A Newborn Hero

My son became a hero...before he was even born.

- Posted on Apr 20, 2010

The baby who helped save another baby.

Eli was early.

Several weeks before he was due, my wife Shelly was diagnosed with severe preeclampsia, and our baby needed to get out soon. Shelly was admitted to the hospital and an emergency c-section was scheduled.

Fortunately, our doctor had enough time to assemble an expert medical team, including a top neonatologist. He briefed them on my wife’s condition, the baby’s vitals, the plan for delivering my child safely.

But the time came for the operation, and the team wasn’t there. We waited. And waited. I paced back in forth in my wife’s hospital room, watching her look sicker and sicker. Where are they?

Finally, the team arrived and whisked Shelly to the OR. My anxiety eased a bit when the doctor told me my son was responsive and his heart rate and breathing were normal. He would be transferred to the NICU in a hospital across the river in Illinois for observation, but the doctor was optimistic our boy would come home with us soon.

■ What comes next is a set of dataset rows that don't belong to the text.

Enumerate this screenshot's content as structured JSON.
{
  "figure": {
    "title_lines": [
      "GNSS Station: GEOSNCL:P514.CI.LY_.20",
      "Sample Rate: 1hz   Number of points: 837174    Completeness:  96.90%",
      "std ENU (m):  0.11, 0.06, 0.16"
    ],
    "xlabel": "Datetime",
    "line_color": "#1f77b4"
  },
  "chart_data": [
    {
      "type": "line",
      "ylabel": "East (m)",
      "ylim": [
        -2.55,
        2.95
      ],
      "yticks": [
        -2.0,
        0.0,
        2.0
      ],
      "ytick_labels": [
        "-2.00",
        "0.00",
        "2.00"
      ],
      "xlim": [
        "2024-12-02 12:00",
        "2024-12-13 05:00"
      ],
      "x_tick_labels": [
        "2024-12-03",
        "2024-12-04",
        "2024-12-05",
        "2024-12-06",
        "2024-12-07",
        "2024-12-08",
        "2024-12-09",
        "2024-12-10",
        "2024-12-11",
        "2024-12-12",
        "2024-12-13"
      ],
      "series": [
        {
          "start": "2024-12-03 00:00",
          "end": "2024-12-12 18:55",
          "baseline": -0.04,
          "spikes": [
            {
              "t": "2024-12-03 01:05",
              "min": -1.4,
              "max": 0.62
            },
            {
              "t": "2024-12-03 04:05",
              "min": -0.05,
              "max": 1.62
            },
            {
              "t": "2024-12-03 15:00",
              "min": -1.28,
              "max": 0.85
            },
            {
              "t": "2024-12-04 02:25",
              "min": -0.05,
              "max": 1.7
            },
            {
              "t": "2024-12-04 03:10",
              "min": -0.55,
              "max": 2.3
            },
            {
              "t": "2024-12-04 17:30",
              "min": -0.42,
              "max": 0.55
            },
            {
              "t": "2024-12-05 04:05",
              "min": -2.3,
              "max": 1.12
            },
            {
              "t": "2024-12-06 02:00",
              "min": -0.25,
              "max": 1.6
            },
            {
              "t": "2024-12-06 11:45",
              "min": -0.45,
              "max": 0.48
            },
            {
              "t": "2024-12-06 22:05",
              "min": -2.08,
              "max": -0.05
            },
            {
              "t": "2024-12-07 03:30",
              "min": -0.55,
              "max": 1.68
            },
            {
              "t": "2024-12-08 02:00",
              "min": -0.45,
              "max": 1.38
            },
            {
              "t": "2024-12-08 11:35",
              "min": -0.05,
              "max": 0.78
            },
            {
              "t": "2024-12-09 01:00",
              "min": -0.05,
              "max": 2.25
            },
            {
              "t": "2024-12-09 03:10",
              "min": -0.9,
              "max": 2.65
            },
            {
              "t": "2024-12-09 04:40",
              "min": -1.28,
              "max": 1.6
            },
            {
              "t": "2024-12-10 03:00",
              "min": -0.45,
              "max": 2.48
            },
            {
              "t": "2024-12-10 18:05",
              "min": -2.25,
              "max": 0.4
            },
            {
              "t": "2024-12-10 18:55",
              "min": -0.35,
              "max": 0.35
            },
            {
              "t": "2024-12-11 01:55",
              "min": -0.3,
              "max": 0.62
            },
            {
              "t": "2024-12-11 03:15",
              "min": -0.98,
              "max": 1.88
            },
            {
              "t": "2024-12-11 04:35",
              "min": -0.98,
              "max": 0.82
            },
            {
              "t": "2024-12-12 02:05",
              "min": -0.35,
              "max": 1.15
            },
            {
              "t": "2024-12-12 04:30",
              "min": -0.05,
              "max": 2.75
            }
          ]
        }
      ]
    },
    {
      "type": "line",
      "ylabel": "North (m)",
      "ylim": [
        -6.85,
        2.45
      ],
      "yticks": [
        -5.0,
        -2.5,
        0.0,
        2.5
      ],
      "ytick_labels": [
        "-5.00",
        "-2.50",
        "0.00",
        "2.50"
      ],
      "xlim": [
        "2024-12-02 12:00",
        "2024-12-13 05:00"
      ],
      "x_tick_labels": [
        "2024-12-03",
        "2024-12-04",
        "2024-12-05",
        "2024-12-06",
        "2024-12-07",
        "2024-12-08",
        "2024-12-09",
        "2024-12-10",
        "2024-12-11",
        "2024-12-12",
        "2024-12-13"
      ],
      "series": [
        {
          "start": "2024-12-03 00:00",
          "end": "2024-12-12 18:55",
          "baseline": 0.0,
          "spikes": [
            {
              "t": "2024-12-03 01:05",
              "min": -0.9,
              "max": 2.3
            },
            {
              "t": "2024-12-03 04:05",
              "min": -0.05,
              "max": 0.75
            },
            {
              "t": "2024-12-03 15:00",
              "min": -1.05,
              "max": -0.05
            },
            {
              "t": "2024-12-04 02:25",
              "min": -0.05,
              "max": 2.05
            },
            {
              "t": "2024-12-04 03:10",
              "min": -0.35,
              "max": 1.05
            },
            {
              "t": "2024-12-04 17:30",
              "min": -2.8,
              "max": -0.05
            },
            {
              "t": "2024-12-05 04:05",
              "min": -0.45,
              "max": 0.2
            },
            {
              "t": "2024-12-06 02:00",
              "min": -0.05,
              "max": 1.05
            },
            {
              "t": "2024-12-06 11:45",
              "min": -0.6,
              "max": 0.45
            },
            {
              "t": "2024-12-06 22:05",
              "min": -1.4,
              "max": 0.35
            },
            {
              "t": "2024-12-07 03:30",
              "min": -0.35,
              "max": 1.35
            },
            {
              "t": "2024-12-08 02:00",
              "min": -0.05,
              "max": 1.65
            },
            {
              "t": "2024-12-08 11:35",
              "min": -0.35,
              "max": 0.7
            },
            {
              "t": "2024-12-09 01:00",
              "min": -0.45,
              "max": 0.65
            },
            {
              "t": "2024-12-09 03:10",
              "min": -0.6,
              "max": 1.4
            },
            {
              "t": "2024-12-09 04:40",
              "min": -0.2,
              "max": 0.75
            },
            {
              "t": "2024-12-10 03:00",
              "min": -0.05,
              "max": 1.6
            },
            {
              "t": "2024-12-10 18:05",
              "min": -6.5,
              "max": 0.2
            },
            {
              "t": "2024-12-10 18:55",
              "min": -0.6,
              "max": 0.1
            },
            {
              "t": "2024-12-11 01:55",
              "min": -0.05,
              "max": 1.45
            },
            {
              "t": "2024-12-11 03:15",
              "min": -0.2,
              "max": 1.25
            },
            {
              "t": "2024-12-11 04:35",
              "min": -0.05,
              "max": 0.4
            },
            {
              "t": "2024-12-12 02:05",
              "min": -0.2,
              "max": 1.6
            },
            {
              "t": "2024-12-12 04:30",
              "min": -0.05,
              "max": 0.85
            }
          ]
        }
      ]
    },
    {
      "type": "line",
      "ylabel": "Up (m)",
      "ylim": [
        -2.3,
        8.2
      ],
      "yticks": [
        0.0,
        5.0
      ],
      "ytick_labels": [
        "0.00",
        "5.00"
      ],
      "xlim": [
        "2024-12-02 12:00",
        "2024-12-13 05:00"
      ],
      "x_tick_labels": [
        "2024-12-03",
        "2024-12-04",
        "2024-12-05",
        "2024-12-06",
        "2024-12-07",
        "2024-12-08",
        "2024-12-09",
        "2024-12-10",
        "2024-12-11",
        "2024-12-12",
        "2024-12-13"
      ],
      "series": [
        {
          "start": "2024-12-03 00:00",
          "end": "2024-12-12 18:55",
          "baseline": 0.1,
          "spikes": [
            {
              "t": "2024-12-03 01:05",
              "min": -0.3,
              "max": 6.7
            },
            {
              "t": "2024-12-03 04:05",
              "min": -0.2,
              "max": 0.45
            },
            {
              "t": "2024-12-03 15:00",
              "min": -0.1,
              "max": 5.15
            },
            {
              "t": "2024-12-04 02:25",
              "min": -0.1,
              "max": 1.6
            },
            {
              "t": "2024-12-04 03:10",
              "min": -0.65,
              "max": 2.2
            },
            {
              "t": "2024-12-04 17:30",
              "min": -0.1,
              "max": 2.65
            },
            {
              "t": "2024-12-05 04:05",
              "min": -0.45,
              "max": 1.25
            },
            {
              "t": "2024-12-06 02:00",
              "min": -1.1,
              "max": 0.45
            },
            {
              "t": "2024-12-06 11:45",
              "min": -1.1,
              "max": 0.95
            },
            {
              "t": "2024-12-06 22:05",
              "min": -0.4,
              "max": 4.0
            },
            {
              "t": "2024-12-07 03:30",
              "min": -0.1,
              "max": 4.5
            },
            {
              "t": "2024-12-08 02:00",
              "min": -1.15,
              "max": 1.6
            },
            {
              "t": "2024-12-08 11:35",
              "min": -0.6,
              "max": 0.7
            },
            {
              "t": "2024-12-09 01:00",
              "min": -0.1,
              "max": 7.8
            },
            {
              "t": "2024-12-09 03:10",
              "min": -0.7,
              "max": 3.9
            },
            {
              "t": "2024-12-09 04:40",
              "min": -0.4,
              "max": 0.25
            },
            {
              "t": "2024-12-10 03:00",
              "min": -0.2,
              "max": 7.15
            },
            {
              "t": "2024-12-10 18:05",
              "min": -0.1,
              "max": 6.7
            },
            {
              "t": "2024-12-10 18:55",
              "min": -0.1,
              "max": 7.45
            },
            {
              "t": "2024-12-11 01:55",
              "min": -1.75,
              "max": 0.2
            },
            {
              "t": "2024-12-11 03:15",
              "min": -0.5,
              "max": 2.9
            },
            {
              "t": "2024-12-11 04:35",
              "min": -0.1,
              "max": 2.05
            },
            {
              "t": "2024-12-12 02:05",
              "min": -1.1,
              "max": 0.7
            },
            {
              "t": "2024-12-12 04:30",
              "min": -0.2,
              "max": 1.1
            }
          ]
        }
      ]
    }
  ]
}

Waiting for the transport, I noticed another baby being put into the ambulance, and another worried father looking on. “How are things going?” I asked.

“Better now,” he said. “But we had a rough delivery.”

At the NICU, the other father and I sat in the waiting room and bonded over our experience. “I almost lost my wife and son,” he told me. “But the second things turned bad, a team of people came to take my wife to the OR. They even had a top-notch neonatologist there. It was a miracle.”

Suddenly I knew what had taken Eli’s team so long. I told the father and we hugged.

His wife went in that day with no complications, no health issues. No reason to have a high-risk pregnancy medical team standing by. But the epidural had gone horribly wrong. Her heart stopped. The baby’s heart stopped. A code blue was called, but there was no time to assemble an emergency team.

But a team was there already, just leaving the scrub room. Eli’s team. He came to us early. And now I understood why.